Arterial Interventions and Peripheral Arterial Disease (PAD)
Bedros Taslakian, MD, EBIR
Director of VIR Research Program; Director of Clinical Research Integration
NYU Grossman School of Medicine Program
Disclosure information not submitted.
Tarub S. Mabud, MD
Resident Physician
New York University Grossman School of Medicine
Erin F. Alaia, MD
Assistant Professor
NYU Grossman School of Medicine
Richard Kijowski, MD
Professor
NYU Grossman School of Medicine
Jonathan Samuels, MD
Associate Professor of Medicine
NYU Grossman School of Medicine
Mukundan Attur, PhD
Associate Professor
NYU Grossman School of Medicine
William Macaulay, MD
Professor of Orthopaedic Surgery
NYU Grossman School of Medicine
Ryan Hickey, MD
Associate Professor
NYU Grossman School of Medicine
To evaluate the safety and effectiveness of genicular artery embolization (GAE) in reducing knee pain and improving function and quality of life in patients with knee osteoarthritis (OA), as determined by validated patient-reported outcome measures. Minimal clinically important difference (MCID) will be used to determine clinical success. Imaging data and disease-specific biomarkers will be evaluated.
Materials and Methods: This is a prospective, single-arm clinical trial. Patients with mild to severe (Kellgren-Lawrence grade 2-4) symptomatic knee OA, who failed conservative therapy for at least 3 months were enrolled. Knee imaging, patient-reported outcome measures (KOOS, WOMAC, VAS, QOL), and knee OA-specific serum biomarkers were evaluated. Each patient underwent transcatheter arterial embolization of one or more genicular arteries in the target knee using 250-μm microspheres (Embozene, Varian). Patients were followed up at 1-, 3-, and 12-month post GAE. The primary outcome was the proportion of patients with clinical success (defined as 20% decrease in WOMAC pain score at 12 months [achieving MCID]). Baseline and follow-up outcomes were compared using paired Wilcoxon signed-rank tests.

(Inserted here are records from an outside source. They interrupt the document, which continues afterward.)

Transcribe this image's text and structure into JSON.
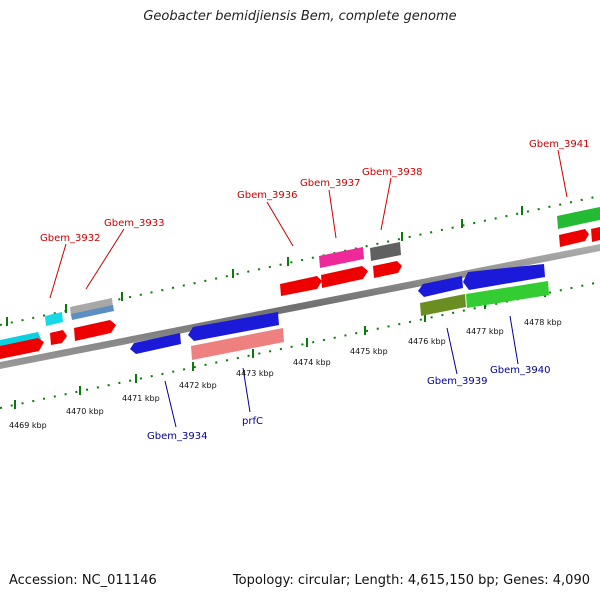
{
  "title": "Geobacter bemidjiensis Bem, complete genome",
  "footer": {
    "accession": "Accession: NC_011146",
    "summary": "Topology: circular; Length: 4,615,150 bp; Genes: 4,090"
  },
  "colors": {
    "forward_label": "#cc0000",
    "reverse_label": "#000099",
    "backbone": "#808080",
    "tick": "#0a7a0a"
  },
  "kbp_labels": [
    "4469 kbp",
    "4470 kbp",
    "4471 kbp",
    "4472 kbp",
    "4473 kbp",
    "4474 kbp",
    "4475 kbp",
    "4476 kbp",
    "4477 kbp",
    "4478 kbp"
  ],
  "forward_genes": [
    {
      "name": "Gbem_3932"
    },
    {
      "name": "Gbem_3933"
    },
    {
      "name": "Gbem_3936"
    },
    {
      "name": "Gbem_3937"
    },
    {
      "name": "Gbem_3938"
    },
    {
      "name": "Gbem_3941"
    }
  ],
  "reverse_genes": [
    {
      "name": "Gbem_3934"
    },
    {
      "name": "prfC"
    },
    {
      "name": "Gbem_3939"
    },
    {
      "name": "Gbem_3940"
    }
  ]
}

Results: A total of 13 patients (10 male; mean age 69 ± 6 years) were included. Technical success was 100%. Clinical success rate was 75%. There were no major adverse events. Transient skin changes involving the target knee were seen in 50% of cases. VAS pain scores decreased from 69.2 ± 4.8 to 33.4 ± 25.4, 21.3 ± 24.3, 9 ± 10.5 at 1, 3, 12 months follow up (P=0.0004); WOMAC pain scores decreased from 8.5 ± 3.6 to 5.1 ± 2.7, 4 ± 3.3, 4 ± 3.1 (P=0.06). WOMAC physical function scores decrease from 30.6 ± 12.8 to 11.7 ± 8.1 at 12 months. QOL index value and KOOS QOL scores improved from 0.65 ± 0.18 and 30.4 ± 14.7 at baseline to 0.88 ± 0.08 and 68.75 ± 19.8 at 12 months, respectively. Hyaluronic Acid (HA) levels decreased from 93.7 ± 65.4 to 52.5 ± 17.2 at 12 months (P=0.022).
Conclusion:
GAE is safe and efficacious treatment option for patients with knee pain secondary to OA, with high clinical success rate, no major adverse events, and significant improvement in knee pain, physical function, and quality of life.